В общем и целом, то, что ты говоришь об антиматериалистическом, иррационалистическом повороте конца XIX века, не вполне меня убеждает. Да, конечно, это был чрезвычайно важный поворот. И ты совершенно справедливо замечаешь, что зародыш будущей инволюции содержался уже в позитивизме известного толка. Однако я не уверен, что это была чистой воды инволюция, как изображаешь дело ты. Не присутствовал ли здесь, хотя бы частично, “классический” диалектический переход “отрицание—утверждение”? Иначе говоря: при несомненном общем реакционном знаменателе этого поворота, в некоторых зонах культуры этот поворот представлял собой подлинное “снятие”. Возьми, например, великую живопись конца XIX века. Типичным мне представляется случай такого художника, как Ван Гог. Он проходит через полосу импрессионизма (типичное “левобуржуазное” искусство, искусство восходящей буржуазии — научная живопись, связанная с позитивизмом), но затем порывает с ним и начинает разрабатывать более иррациональную живопись, основанную на иррациональном применении цвета (“хочу выразить красным и зеленым ужасные человеческие страсти” и т. д.); и в то же самое время он хотел бы завоевать своей живописью более широкую публику (мечтает о том, чтобы репродукции его картин висели в кухнях и т. д.). Я не думаю, что речь идет о единичном случае. Иными словами, я хочу сказать, что по крайней мере у некоторых, лучших представителей европейской культуры конца XIX—начала XX века антиматериализм и иррационализм ставил задачу освоения проблем и зон, не решенных и не затронутых материалистической культурой предшествующего периода. И в этом случае мы тоже должны разбираться с “новизной”, даже если эта новизна идеологически тенденциозна или негативна. Может быть (как я сейчас вижу), хоть я и принимаю полностью твои замечания о диалектике (с. 73 и сл.), я все же склонен отводить диалектическим противоречиям реальности более широкое место, чем это делаешь ты.

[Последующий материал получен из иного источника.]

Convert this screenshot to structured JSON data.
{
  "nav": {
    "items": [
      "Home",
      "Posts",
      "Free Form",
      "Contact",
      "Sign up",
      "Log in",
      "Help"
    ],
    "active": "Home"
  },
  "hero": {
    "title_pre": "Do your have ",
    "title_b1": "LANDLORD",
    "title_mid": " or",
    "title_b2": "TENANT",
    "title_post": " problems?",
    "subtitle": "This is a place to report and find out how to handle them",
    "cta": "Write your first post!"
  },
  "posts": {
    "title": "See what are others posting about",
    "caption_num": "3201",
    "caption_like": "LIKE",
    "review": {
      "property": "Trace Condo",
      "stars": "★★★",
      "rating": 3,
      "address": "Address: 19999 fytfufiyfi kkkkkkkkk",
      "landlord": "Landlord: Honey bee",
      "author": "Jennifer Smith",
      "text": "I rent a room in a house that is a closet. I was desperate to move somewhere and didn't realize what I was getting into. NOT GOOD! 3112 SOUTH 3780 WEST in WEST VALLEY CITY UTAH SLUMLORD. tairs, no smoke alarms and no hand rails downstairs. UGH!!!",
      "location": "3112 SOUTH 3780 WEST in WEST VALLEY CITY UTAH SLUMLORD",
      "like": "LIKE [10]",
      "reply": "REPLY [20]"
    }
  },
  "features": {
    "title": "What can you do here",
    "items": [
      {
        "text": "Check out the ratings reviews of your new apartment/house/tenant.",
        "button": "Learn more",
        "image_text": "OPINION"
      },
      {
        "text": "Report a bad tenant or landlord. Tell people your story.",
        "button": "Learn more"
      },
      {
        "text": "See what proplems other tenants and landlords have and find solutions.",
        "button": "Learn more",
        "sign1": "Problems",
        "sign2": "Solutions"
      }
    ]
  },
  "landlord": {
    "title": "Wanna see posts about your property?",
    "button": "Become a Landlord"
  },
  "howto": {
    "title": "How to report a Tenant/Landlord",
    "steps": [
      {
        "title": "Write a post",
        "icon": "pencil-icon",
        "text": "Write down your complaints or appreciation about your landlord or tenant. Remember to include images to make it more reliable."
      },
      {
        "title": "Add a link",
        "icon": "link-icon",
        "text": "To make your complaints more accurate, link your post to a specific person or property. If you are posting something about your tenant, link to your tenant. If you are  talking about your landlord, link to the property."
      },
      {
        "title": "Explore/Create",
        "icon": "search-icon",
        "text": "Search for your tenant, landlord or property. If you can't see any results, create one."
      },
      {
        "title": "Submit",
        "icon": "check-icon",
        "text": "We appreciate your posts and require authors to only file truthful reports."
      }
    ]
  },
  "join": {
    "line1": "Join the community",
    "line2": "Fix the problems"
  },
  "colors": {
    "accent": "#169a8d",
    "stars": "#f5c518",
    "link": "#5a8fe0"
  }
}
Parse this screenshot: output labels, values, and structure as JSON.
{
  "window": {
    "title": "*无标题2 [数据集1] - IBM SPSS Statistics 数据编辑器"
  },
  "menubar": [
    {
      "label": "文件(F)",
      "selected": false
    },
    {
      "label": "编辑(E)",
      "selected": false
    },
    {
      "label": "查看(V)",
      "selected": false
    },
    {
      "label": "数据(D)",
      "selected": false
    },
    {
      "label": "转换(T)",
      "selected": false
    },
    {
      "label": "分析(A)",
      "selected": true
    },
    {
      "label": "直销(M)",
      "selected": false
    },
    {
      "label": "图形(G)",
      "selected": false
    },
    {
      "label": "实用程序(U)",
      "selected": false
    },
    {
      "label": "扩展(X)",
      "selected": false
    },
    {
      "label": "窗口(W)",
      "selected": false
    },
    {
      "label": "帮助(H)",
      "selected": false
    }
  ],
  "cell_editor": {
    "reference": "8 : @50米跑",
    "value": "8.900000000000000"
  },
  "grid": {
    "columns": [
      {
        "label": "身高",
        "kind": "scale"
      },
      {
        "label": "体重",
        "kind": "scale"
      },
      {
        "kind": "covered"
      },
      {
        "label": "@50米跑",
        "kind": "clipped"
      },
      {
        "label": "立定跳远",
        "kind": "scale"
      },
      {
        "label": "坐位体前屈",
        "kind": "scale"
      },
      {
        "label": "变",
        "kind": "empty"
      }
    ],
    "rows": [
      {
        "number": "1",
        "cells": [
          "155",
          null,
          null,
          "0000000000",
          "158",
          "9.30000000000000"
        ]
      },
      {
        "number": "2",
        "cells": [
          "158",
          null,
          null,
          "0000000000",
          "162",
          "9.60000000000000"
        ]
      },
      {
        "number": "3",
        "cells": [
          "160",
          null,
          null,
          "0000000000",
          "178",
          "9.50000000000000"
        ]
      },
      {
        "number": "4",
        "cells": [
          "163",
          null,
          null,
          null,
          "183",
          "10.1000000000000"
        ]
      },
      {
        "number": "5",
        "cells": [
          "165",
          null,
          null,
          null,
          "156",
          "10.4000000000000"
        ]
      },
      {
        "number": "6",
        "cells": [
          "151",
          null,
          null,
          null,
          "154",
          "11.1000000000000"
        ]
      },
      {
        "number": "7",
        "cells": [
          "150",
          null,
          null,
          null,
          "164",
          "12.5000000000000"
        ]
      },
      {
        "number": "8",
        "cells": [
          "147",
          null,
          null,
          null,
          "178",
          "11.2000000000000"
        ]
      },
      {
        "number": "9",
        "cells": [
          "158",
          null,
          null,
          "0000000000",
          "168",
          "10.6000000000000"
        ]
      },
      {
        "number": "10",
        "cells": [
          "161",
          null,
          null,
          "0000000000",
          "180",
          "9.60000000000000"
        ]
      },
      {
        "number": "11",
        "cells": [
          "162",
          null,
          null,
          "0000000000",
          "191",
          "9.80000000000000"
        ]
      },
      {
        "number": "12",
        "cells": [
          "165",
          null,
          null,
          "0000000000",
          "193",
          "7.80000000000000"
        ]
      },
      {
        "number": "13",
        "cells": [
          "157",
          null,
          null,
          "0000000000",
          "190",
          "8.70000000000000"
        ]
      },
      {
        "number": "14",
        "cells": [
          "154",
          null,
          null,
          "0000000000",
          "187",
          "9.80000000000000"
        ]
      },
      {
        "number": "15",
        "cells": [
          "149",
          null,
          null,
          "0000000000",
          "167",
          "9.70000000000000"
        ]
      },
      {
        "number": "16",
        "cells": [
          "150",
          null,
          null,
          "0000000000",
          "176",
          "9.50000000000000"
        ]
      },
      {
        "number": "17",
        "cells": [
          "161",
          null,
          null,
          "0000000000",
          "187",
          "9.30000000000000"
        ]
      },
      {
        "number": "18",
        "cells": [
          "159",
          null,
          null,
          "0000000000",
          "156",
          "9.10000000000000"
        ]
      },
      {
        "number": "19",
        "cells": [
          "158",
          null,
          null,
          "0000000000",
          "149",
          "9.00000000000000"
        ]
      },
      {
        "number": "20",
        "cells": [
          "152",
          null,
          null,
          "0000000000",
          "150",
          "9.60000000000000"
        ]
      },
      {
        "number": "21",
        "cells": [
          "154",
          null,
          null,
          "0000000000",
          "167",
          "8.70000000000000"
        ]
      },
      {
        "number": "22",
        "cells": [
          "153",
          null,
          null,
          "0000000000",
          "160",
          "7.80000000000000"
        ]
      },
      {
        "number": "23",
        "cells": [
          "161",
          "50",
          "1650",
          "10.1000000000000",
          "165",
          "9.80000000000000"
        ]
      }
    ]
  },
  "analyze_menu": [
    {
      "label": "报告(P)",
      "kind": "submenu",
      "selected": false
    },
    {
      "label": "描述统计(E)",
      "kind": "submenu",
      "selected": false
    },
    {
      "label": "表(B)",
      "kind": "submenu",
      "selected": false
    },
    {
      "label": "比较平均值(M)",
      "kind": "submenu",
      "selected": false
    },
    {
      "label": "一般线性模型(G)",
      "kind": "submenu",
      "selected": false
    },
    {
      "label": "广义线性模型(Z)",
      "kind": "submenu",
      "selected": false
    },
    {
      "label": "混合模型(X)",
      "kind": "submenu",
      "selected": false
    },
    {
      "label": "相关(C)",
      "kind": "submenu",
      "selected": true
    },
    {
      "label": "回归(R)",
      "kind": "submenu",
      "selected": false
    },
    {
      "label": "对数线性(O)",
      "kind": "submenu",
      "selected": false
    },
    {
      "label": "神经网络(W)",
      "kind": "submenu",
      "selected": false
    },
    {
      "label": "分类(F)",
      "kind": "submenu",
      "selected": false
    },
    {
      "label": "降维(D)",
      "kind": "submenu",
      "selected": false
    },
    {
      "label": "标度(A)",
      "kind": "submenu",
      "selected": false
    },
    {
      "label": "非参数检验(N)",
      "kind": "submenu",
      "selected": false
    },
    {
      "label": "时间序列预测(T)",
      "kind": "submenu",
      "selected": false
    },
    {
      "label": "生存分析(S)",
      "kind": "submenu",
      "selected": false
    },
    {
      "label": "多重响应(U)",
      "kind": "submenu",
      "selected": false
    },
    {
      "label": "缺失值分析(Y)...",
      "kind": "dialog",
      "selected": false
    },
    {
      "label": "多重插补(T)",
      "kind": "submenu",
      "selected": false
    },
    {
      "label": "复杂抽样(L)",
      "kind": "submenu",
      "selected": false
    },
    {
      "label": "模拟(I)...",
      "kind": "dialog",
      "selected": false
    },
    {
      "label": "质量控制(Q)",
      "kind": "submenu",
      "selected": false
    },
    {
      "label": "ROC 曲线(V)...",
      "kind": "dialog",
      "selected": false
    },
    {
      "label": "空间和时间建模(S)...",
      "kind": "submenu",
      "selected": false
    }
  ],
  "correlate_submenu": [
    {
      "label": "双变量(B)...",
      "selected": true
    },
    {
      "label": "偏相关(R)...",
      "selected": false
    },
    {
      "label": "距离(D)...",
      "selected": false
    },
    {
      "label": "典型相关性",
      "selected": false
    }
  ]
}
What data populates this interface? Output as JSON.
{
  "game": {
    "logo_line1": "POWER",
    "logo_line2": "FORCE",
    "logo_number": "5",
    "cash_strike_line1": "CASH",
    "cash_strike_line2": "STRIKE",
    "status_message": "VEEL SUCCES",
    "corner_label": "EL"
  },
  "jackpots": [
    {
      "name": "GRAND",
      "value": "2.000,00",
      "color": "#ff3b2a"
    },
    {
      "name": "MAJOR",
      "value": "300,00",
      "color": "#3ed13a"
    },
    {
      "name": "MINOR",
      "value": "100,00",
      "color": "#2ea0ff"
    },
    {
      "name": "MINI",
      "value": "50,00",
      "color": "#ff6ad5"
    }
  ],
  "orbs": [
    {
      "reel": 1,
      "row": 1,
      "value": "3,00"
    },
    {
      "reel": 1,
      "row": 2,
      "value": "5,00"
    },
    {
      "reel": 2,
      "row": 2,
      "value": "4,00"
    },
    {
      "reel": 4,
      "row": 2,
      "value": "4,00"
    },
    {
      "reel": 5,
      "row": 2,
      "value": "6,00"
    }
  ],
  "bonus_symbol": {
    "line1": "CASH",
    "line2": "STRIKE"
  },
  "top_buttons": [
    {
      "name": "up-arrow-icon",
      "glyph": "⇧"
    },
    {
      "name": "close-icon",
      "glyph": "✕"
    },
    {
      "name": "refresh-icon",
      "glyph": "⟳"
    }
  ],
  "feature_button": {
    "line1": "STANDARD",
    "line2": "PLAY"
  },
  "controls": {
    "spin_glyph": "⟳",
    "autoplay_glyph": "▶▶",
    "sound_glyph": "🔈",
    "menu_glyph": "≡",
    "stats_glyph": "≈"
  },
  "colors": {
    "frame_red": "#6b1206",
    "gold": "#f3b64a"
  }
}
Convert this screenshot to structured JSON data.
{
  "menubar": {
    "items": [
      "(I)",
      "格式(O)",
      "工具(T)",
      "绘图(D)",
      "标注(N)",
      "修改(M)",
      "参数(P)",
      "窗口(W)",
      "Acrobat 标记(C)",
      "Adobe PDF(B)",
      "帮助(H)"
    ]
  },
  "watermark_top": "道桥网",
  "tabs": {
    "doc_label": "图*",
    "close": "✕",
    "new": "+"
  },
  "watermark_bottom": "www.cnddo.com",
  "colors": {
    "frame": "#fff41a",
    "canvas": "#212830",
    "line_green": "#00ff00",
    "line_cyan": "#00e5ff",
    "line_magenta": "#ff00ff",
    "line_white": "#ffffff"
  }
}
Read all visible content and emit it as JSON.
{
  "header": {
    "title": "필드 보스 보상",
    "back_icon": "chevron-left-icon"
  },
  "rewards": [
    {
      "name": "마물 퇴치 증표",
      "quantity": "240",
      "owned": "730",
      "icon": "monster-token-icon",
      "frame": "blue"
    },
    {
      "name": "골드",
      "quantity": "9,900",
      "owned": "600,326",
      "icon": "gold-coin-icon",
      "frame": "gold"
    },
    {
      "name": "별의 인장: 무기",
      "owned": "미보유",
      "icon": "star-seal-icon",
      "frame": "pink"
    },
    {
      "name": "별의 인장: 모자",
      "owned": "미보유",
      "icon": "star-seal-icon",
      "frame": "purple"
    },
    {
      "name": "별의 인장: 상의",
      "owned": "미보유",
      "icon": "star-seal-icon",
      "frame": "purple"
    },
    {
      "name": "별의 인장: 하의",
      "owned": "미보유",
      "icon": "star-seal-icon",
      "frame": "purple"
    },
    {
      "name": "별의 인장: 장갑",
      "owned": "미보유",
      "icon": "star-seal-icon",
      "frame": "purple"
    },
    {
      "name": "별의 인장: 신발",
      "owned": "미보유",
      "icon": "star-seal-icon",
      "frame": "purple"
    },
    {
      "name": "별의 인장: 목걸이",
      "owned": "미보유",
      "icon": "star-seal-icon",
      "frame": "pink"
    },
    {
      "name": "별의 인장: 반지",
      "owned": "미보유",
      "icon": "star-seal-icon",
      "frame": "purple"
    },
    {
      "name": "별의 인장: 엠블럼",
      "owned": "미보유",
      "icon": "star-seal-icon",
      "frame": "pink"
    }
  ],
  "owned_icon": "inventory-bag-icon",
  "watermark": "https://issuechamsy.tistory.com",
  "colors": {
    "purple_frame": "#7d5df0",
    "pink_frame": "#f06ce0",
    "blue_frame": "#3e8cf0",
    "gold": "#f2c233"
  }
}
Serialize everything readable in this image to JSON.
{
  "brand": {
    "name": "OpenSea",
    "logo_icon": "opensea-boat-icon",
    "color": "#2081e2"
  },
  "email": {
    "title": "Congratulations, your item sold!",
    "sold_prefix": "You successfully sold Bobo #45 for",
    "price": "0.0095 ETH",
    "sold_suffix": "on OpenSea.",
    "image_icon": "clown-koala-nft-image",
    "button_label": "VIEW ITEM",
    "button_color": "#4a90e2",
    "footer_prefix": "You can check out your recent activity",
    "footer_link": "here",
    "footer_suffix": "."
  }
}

Извини за длинное и путаное письмо. Как ты видишь, я предпочел сосредоточиться на моментах разногласий. Не буду повторять, сколь замечательной и важной мне кажется твоя книга.
Дружески,
Карло
2[xiii]
Флоренция, 5 марта 1971
Дорогой Карло,
Я должен поблагодарить тебя дважды: во-первых, за твой дружеский ответ на мое письмо о Габриэлевом “Верди” [12] [xiv] (прошу тебя также передать огромное спасибо твоей матери), а во-вторых, за письмо о моей материалистической книжке, которое я только что получил. Слова, сказанные тобою в начале этого второго письма, значительно превосходят то, что мне действительно удалось сделать: на самом деле ни в этой книге, ни в предыдущих работах у меня не получалось “думать по-крупному, не впадая в отвлеченность”; скорее я вел параллельное существование — с одной стороны, как филолог, я был вполне погружен в крохоборство и в микрологию, которые являются профессиональными пороками для этого типа ученых, а с другой стороны, я выступал как некий публицист народнически-пессимистически-материалистического толка, во вкусе конца XIX века. Эти две стороны всегда оставались наложенными одна на другую; как единого целого моей личности не существует. Поверь, что именно так я и думаю о себе, здесь нет никакого кокетства. Единственное мое притязание сводится к тому, что, как я надеюсь, с помощью таких книг, как эта последняя (которая и останется последней моей книгой такого рода: теперь я возвращаюсь к филологическим изысканиям!) [xv], мне удалось сыграть роль “скандалиста, портящего всем праздник”, что, возможно, было небесполезно, если это побудит более подготовленных людей вернуться к тем же проблемам и рассмотреть их более углубленно. И я был бы чрезвычайно доволен, если бы, для начала, у тебя самого возникло желание изложить в отдельной статье (именно в статье, а не в “рецензии” традиционного типа) все те возражения, которые ты мне высказал в своем письме.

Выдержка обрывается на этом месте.